The Lincoln 140 family — the Weld-Pak 140 HD (K2514, K5365) and the Pro-MIG 140 (K2480) — all run the Magnum 100L gun, so they share the same feed path and the same failure points. When wire won't feed, it's almost always something in that gun, not the machine. Below are the causes that come up most on Lincoln owner threads, in order of likelihood, each with the specific Magnum 100L part where one is involved. Verify your gun's code (K530 family) before ordering, since longer guns take a longer liner.
Unlatch the tension arm off the drive roll and pull the trigger. If the drive roll now spins freely, the wire is jammed downstream — and on the Magnum 100L that is almost always the tip. Pull the tip and sight the bore: oval or arc-marked means replace.
Fit a fresh Magnum 100L tip sized to your wire — Lincoln KP11-35 for .035, KP11-30 for .030 (the tapered KP11T-35 is the same size in the longer body). Tips are a couple of dollars each; keep a strip of spares, since a worn tip is the single most frequent cause of a Lincoln 140 that suddenly won't feed.

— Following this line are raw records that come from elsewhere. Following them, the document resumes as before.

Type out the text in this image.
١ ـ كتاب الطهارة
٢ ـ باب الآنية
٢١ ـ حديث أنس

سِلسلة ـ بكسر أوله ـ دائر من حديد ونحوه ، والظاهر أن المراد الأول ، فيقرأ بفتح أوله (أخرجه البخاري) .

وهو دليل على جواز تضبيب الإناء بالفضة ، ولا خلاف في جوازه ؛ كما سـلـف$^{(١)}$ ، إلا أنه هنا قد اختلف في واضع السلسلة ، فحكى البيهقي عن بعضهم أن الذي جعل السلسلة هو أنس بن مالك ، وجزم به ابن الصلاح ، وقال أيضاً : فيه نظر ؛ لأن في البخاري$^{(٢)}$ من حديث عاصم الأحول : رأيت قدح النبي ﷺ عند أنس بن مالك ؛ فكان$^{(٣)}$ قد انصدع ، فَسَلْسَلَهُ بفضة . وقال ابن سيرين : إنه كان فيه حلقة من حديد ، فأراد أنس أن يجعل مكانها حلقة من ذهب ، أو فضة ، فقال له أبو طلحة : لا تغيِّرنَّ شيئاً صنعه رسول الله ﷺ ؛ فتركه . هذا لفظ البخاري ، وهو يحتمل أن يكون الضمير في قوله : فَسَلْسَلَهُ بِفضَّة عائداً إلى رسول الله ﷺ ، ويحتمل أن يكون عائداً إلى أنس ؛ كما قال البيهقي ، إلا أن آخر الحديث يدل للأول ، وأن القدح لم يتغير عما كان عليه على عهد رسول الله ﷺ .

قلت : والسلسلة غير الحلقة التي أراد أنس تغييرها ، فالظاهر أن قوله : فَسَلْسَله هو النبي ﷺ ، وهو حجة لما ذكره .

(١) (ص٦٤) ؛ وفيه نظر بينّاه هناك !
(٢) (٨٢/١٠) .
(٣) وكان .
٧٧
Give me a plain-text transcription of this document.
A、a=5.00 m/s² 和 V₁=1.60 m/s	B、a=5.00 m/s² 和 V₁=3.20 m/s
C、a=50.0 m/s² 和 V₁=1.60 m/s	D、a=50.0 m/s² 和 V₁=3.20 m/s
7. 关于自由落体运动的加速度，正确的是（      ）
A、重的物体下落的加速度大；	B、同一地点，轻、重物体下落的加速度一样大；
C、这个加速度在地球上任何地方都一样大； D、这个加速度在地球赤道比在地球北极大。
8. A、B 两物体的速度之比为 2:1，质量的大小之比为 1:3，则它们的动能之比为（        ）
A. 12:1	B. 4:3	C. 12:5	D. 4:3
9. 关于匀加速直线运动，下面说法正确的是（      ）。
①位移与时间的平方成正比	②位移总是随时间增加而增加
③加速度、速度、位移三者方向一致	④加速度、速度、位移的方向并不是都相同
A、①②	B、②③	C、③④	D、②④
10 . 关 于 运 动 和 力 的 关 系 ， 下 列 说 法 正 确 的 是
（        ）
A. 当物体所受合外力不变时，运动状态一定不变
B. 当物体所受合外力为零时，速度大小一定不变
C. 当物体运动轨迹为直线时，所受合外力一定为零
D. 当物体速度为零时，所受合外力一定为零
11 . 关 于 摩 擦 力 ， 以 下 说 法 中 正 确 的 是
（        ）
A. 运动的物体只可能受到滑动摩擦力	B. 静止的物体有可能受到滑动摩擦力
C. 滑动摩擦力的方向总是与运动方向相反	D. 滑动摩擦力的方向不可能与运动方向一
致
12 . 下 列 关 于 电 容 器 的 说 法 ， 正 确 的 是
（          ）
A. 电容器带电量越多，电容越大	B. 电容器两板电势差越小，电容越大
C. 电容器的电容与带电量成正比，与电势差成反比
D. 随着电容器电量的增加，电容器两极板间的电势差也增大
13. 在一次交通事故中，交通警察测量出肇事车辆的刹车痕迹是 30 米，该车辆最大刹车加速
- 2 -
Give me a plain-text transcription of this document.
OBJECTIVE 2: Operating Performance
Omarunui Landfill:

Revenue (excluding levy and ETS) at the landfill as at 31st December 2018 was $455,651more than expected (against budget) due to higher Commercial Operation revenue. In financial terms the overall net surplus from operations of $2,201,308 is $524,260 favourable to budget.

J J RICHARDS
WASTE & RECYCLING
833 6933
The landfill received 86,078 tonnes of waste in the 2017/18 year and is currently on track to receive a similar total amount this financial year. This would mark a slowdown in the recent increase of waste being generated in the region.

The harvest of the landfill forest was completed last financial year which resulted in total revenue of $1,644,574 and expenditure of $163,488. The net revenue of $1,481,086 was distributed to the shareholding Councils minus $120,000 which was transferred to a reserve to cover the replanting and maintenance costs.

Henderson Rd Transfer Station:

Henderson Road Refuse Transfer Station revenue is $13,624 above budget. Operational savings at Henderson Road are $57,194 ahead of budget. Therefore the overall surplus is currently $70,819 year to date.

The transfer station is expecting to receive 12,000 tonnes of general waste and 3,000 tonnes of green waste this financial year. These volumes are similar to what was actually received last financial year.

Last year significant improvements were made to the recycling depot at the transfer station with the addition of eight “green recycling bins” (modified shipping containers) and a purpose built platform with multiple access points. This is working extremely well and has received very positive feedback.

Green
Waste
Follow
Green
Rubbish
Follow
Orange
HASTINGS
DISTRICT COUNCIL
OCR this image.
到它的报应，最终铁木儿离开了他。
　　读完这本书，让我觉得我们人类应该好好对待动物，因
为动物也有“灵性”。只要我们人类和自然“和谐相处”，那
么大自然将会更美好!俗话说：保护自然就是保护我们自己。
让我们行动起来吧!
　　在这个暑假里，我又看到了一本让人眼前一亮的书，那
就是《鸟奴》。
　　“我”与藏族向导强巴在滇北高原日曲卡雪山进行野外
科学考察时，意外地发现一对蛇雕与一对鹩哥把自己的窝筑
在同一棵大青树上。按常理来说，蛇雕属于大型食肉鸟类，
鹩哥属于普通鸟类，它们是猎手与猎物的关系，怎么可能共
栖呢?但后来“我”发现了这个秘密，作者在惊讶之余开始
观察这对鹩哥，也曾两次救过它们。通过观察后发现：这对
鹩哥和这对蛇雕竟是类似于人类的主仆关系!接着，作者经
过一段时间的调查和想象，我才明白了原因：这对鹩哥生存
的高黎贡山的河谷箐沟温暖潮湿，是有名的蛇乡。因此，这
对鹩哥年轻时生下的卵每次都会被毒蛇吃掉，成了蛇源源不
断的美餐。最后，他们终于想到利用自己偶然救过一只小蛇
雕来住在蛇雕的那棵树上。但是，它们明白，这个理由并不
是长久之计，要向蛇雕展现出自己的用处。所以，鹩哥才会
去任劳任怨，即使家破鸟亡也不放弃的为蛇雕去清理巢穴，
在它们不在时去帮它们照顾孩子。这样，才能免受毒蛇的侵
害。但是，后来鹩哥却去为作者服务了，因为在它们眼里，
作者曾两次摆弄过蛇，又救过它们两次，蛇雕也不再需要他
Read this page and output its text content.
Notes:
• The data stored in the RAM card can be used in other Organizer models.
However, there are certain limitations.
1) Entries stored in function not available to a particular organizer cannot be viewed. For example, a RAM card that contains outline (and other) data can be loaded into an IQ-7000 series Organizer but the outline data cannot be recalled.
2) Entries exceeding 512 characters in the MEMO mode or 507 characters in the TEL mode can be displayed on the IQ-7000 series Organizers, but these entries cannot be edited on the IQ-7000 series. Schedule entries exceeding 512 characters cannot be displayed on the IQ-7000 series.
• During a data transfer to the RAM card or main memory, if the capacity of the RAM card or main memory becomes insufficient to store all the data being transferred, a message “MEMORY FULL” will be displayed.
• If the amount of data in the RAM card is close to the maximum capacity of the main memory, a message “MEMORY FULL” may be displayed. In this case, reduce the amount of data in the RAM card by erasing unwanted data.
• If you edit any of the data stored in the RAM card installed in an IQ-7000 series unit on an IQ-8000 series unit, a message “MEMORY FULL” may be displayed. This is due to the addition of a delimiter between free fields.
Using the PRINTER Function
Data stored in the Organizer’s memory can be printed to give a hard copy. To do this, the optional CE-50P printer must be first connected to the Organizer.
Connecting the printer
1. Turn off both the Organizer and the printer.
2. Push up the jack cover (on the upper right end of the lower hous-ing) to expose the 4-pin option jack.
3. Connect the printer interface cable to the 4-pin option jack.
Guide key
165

Open the side panel and look at the drive roll and the two pointed wire-guide nodes on either side of it. Packed-in debris, shavings, or glaze there restricts the wire even when tension looks right.
An owner who fought intermittent feed traced it to those two guide nodes being gummed up: loosen the small retaining screw, lift them out, clean them and the roll groove with brake cleaner and a straightened paperclip, and refit. Clear the inlet guide while you're in there.
Disengage the drive roll and hand-pull the wire through the gun. Heavy, gritty drag (rather than light, steady pull) is the liner. Don't compensate by cranking roll pressure — that just shaves more debris into it.
Blow the liner out; if it's kinked or fouled, replace it. The Lincoln KP1937-3 liner fits the Magnum 100L (K530 family), feeds .025–.035 wire, and ships as a 15 ft length you cut to your gun's length. Cut it square and to the right length — long or short both feed poorly.
Rolls turn but wire stalls (slipping = too loose), or wire piles into a birdnest at the inlet. Check which side of the roll faces the wire.
Set tension by the half-turn-past-slip method (back off, feed against scrap, tighten just past slipping). The 140's drive roll is double-sided and marked for two wire sizes — run the side stamped for your wire, and flip to a knurled roll for flux-cored wire.
Unspool a foot and look for surface rust — common on a partial spool left on the machine in a humid garage.
Cut back to bright wire; replace the spool if the surface is rusted through. Store partial spools sealed with desiccant. Rusty wire binds the liner and tip and mimics every other feed fault.